Huntington Bancshares Inc.
TCF is going to make a deal for a merger with Financial Corp.
In the latest in a recent string of regional-bank tie-ups.
The companies are discussing an all-stock deal that could be announced on Sunday. It would be one of the more recent bank combinations, with Detroit-based TCF valued at about $ 6 billion, or about 11% of its current share price. Columbus, Ohio-based Huntington has a market value of $ 13 billion.
Together, the banks will have assets of approximately $ 170 billion, with a network of branches that stretch from Pennsylvania to Arizona and are particularly concentrated in Midwestern states such as Illinois and Michigan.
“This merger is an ideal opportunity; Huntington CEO Steve Steiner said in an interview, “It affects both of us.” “We would be able to do things together that neither of us could do independently.”
If the deal is completed, Huntington will move closer to its militant state competitors, Fifth Third Bancorp FRSB -1.58%
And key Corp.
The key -1.49%
, With assets of approximately $ 200 billion and $ 170 billion.
TCF’s nine-state network will include about 475 new branches and five states where Huntington lacks physical presence. Huntington has 839 branches spread across seven states.
The combined company will have two headquarters — one for its large commercial segment in Detroit, and one for its consumer business in Columbus, Mr. Steinour said. He will remain CEO while TFC Executive Chairman Gary Torgo will remain Chairman. Talks between the men, who have known each other for decades, began in October and moved forward quickly, Mr. Steinour said.

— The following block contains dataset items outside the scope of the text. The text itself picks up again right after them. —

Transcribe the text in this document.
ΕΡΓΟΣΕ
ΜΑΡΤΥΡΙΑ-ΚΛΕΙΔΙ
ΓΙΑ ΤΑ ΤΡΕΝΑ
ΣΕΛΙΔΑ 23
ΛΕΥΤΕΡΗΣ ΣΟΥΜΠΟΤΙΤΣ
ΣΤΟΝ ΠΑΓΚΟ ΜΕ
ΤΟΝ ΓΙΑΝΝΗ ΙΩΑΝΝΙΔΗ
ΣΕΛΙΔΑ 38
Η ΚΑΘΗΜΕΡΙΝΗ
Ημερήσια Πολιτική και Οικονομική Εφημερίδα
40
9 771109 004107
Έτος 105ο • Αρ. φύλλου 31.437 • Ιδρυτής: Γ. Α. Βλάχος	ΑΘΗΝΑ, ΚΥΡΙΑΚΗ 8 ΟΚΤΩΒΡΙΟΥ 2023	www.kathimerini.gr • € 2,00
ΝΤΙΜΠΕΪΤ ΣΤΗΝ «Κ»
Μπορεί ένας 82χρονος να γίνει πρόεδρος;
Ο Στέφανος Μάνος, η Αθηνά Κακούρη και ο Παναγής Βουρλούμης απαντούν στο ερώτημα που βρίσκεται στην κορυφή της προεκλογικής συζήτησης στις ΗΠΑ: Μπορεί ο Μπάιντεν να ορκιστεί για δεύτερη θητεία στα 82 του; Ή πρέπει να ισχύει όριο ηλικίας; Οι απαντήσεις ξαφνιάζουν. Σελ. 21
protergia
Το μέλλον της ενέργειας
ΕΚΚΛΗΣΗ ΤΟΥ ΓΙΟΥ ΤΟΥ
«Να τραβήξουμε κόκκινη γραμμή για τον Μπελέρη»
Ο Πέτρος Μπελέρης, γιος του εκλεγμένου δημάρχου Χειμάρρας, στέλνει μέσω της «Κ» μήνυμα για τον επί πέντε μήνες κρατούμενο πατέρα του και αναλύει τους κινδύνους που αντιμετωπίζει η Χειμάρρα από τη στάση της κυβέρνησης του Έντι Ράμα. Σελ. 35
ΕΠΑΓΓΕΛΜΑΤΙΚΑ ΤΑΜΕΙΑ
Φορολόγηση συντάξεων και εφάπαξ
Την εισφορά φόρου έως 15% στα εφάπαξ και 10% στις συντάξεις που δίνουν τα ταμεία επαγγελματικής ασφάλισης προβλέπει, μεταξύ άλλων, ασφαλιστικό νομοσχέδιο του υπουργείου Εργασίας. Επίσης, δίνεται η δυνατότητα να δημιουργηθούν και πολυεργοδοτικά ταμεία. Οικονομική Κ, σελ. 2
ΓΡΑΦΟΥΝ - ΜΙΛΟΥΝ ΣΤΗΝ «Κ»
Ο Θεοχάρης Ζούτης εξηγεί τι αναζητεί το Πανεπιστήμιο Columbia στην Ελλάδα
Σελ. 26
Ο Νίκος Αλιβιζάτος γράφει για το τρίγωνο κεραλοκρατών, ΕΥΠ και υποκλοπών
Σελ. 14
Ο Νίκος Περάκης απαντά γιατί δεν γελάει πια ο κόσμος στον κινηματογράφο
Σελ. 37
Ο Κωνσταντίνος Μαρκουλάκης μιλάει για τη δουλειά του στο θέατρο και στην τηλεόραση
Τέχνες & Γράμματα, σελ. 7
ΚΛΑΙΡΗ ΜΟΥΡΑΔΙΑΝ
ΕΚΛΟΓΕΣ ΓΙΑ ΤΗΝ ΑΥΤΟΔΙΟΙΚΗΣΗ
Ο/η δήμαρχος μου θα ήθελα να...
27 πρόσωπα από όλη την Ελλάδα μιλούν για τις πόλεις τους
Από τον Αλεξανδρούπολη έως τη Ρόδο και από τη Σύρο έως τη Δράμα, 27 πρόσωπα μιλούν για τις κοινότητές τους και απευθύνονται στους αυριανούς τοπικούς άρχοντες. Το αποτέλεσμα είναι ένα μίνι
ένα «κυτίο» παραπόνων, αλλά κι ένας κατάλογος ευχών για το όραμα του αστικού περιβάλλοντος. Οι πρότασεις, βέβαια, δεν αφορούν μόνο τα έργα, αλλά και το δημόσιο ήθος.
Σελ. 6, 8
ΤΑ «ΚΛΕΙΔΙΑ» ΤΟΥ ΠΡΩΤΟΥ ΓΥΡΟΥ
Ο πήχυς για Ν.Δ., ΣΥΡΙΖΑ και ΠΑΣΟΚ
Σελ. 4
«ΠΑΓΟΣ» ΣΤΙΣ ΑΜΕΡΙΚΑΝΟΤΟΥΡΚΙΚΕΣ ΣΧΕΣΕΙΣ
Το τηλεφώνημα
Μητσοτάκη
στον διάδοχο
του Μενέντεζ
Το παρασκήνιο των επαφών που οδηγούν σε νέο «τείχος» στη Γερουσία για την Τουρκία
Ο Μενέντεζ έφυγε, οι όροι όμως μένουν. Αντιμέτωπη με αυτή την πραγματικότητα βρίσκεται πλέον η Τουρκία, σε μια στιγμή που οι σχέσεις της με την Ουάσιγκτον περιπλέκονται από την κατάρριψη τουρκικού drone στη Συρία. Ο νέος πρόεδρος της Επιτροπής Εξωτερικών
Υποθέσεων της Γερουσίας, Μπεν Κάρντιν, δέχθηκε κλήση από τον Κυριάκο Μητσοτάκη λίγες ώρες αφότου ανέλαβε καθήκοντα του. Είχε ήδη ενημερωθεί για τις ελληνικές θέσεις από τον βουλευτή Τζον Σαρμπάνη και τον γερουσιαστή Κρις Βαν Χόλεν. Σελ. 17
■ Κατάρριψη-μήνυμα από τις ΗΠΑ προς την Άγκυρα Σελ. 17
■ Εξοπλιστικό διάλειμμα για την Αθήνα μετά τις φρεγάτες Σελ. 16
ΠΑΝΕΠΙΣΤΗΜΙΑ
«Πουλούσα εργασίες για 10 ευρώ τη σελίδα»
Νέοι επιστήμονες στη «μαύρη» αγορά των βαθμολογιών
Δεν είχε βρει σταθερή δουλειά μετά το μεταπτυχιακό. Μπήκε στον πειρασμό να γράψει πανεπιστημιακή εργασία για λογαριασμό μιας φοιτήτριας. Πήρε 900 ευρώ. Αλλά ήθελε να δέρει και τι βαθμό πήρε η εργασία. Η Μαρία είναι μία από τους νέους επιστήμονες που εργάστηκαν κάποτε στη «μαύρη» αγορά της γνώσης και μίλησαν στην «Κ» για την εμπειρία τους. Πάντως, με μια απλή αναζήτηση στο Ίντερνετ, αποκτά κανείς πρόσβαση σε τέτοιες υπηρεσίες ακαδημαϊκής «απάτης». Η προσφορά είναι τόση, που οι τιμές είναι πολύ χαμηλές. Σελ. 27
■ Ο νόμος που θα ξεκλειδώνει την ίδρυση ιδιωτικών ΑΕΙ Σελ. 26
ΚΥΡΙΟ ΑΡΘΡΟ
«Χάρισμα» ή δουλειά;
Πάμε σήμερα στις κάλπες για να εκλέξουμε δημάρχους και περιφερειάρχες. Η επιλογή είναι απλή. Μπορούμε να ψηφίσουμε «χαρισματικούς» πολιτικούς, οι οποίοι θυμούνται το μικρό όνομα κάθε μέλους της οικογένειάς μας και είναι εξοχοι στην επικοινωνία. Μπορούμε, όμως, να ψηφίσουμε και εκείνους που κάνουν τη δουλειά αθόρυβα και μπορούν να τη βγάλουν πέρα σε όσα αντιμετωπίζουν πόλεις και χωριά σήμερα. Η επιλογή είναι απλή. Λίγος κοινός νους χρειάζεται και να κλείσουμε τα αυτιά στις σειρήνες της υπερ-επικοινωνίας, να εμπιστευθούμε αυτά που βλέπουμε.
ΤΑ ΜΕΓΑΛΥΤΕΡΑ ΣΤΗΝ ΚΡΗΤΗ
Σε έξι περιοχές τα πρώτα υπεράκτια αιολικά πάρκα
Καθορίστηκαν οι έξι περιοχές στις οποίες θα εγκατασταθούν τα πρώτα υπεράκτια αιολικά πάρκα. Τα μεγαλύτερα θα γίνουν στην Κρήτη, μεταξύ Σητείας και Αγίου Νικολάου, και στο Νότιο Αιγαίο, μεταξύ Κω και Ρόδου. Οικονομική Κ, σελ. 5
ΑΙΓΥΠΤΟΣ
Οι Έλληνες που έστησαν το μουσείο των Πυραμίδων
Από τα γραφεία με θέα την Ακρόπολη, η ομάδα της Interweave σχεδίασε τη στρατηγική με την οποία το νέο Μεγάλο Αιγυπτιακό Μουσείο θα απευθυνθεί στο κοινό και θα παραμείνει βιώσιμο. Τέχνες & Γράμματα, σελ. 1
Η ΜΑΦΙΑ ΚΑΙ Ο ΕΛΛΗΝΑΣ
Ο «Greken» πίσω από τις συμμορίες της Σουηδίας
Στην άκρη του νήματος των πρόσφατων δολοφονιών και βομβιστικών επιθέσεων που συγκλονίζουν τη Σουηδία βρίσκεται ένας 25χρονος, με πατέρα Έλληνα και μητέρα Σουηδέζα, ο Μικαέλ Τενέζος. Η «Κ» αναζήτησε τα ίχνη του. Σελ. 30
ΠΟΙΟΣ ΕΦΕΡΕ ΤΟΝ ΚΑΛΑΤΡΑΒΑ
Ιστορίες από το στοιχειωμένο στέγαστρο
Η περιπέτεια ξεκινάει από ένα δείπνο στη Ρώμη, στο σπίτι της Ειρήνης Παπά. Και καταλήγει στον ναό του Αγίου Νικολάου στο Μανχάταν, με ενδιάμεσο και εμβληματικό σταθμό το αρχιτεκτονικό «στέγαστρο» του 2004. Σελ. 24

Huntington has a reputation as a takeover hound. It also established Ohio Bank FirstMerit Corp. in 2016. Was bought into a deal that significantly strengthened its Midwestern presence. TCF is no stranger to making. The merger takes place less than two years after closing on an agreement with Chemical Financial Corp, roughly double its size.
Bank deals have picked up rapidly this year, especially among regional banks seeking scale to better compete with larger competitors such as JPMorgan Chase & Co. and Bank of America. Corp.
With large budgets to develop attractive apps and support a wide network of branches, large national banks are adding customers and expanding into areas that were once dominated by regional banks. Consolidation allows banks to eliminate overlapping costs for things like regulatory compliance and digital investment that often weigh on earnings.
Lower interest rates are particularly difficult on regional banks, which rely more on lending profits than their larger counterparts. The net interest margin, or the difference between what a bank pays its depositors and earns from borrowing, hit a record low for commercial banks in the third quarter.
First Citizen Bancher Inc.
CIT Group agrees to buy Inc.
A bank will be created in October in a deal with assets of about $ 100 billion. In November, PNC Financial Services Group Inc.
The US agreed to buy Spain’s BBVA for $ 11.6 billion, a combination that would create the fifth-largest US retail bank with assets of more than $ 550 billion.
Two big regional banks, BB&T and Suntrust, merged last year to become Trist Financial Corp, the largest bank deal since the financial crisis to begin under strict regulations.